AskBiz|Help Centre
Financial Management & Tax·6 min read·Updated 15 March 2025

Using Business Data for Tax Planning

How to use AskBiz financial data to make better tax decisions — timing purchases, managing profit extraction, and preparing for your tax bill before it arrives.

Important disclaimer

AskBiz provides financial data and tools for business intelligence purposes. Nothing in this article constitutes tax advice. Tax planning decisions should always be made with a qualified accountant or tax adviser who knows your specific circumstances. Tax laws change frequently and vary significantly based on your business structure, industry, and other factors.

Knowing your taxable profit in real time

One of the most common small business tax mistakes is being surprised by a large tax bill because profits were not tracked during the year. AskBiz shows your estimated taxable profit in real time — so you always know roughly where you stand.

Go to Finance → Tax Planning → Estimated Tax Position to see:

  • Year-to-date profit (based on AskBiz data — your accountant will make adjustments)
  • Estimated Corporation Tax or Income Tax liability at current run rate
  • Months remaining in your tax year
  • Suggested monthly provision (how much to set aside each month to cover the tax bill)
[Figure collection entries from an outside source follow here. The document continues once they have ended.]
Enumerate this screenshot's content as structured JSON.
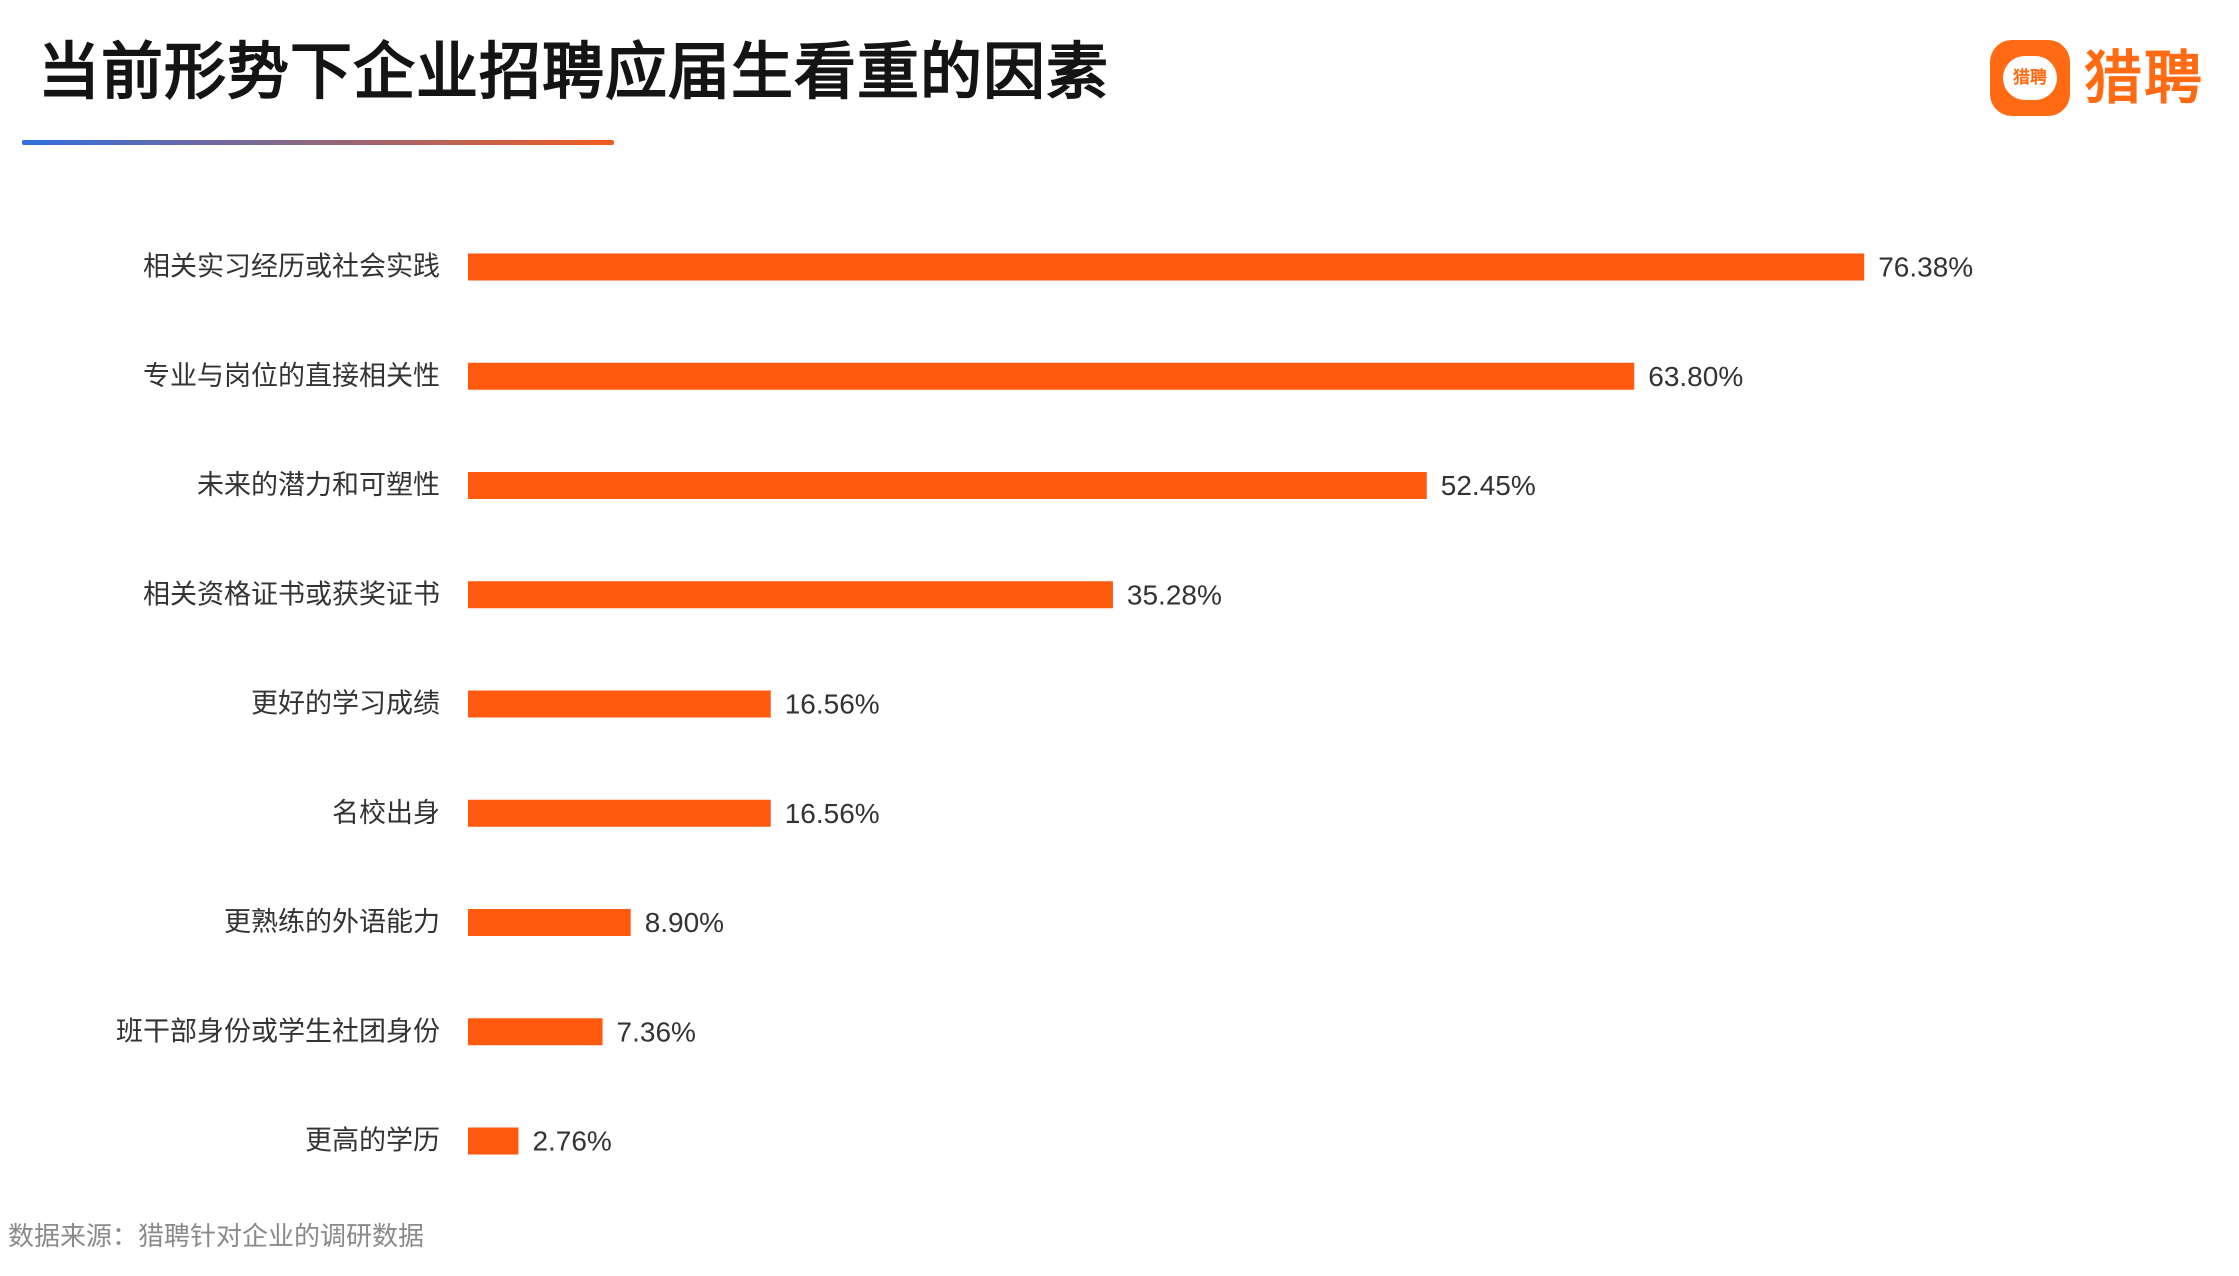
{
  "header": {
    "title": "当前形势下企业招聘应届生看重的因素"
  },
  "logo": {
    "icon": "chat-bubble-icon",
    "bubble_text": "猎聘",
    "text": "猎聘"
  },
  "source": {
    "text": "数据来源：猎聘针对企业的调研数据"
  },
  "colors": {
    "bar": "#FF5A0E",
    "brand": "#FF6A13",
    "underline_start": "#2F6FE0",
    "underline_end": "#F25C1E",
    "label": "#333333",
    "value": "#333333"
  },
  "chart_data": {
    "type": "bar",
    "orientation": "horizontal",
    "title": "当前形势下企业招聘应届生看重的因素",
    "xlabel": "",
    "ylabel": "",
    "xlim": [
      0,
      100
    ],
    "grid": false,
    "legend": "none",
    "value_suffix": "%",
    "categories": [
      "相关实习经历或社会实践",
      "专业与岗位的直接相关性",
      "未来的潜力和可塑性",
      "相关资格证书或获奖证书",
      "更好的学习成绩",
      "名校出身",
      "更熟练的外语能力",
      "班干部身份或学生社团身份",
      "更高的学历"
    ],
    "values": [
      76.38,
      63.8,
      52.45,
      35.28,
      16.56,
      16.56,
      8.9,
      7.36,
      2.76
    ],
    "value_labels": [
      "76.38%",
      "63.80%",
      "52.45%",
      "35.28%",
      "16.56%",
      "16.56%",
      "8.90%",
      "7.36%",
      "2.76%"
    ]
  }
}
Note: AskBiz's tax estimate is indicative only. Your actual taxable profit will differ from AskBiz's figure after your accountant makes accounting adjustments — discuss the final figure with them.

Timing large purchases before year end

Capital allowances allow businesses to deduct qualifying capital expenditure from taxable profits in the year of purchase. If your AskBiz data shows you are heading for a profitable year, your accountant may recommend making qualifying capital purchases before your year end to reduce the tax bill.

AskBiz can help you identify the right timing:

1. Go to Finance → Tax Planning → Year End Forecast

2. See your projected taxable profit for the year based on current trading

3. Model the tax impact of a capital purchase (enter the amount and AskBiz estimates the tax saving)

Capital purchases to consider: equipment, technology, vehicles (subject to restrictions), leasehold improvements. Always confirm eligibility for capital allowances with your accountant before making a purchase purely for tax reasons.

Quarterly tax provisions and cash flow

Setting aside tax provisions monthly prevents the cash flow shock of a large tax payment. AskBiz calculates a suggested monthly provision based on:

  • Your estimated annual taxable profit (from your AskBiz profit data)
  • Your applicable tax rate (Corporation Tax at 25% for profits above £250,000; 19% for profits below £50,000 — adjusted automatically based on your entity type in Settings)
  • Your payment dates (Corporation Tax is typically due 9 months and 1 day after your accounting year end; Payment on Account applies to sole traders and partnerships)

Go to Finance → Tax Planning → Monthly Provision to see your suggested monthly amount. Transfer this to a separate savings account each month — it prevents the money from being spent on operations and ensures cash is available when the bill arrives.

Profit extraction planning

For owner-managed businesses (Ltd companies), how you extract profit from the business — salary vs dividends vs pension contributions — has significant tax implications that AskBiz can help you model.

AskBiz shows your current profit extraction method and its effective tax rate in Finance → Tax Planning → Profit Extraction. You can model alternative scenarios:

  • Increasing salary (reduces Corporation Tax but increases Income Tax and NI)
  • Increasing dividends (taxed at dividend rates, which differ from income tax rates)
  • Pension contributions (fully deductible for Corporation Tax purposes; no NI; tax-free growth)

The optimal extraction strategy depends on your personal tax position, other income, and future plans — your accountant should advise. AskBiz provides the business profit data needed to make these calculations; the decision itself requires professional input.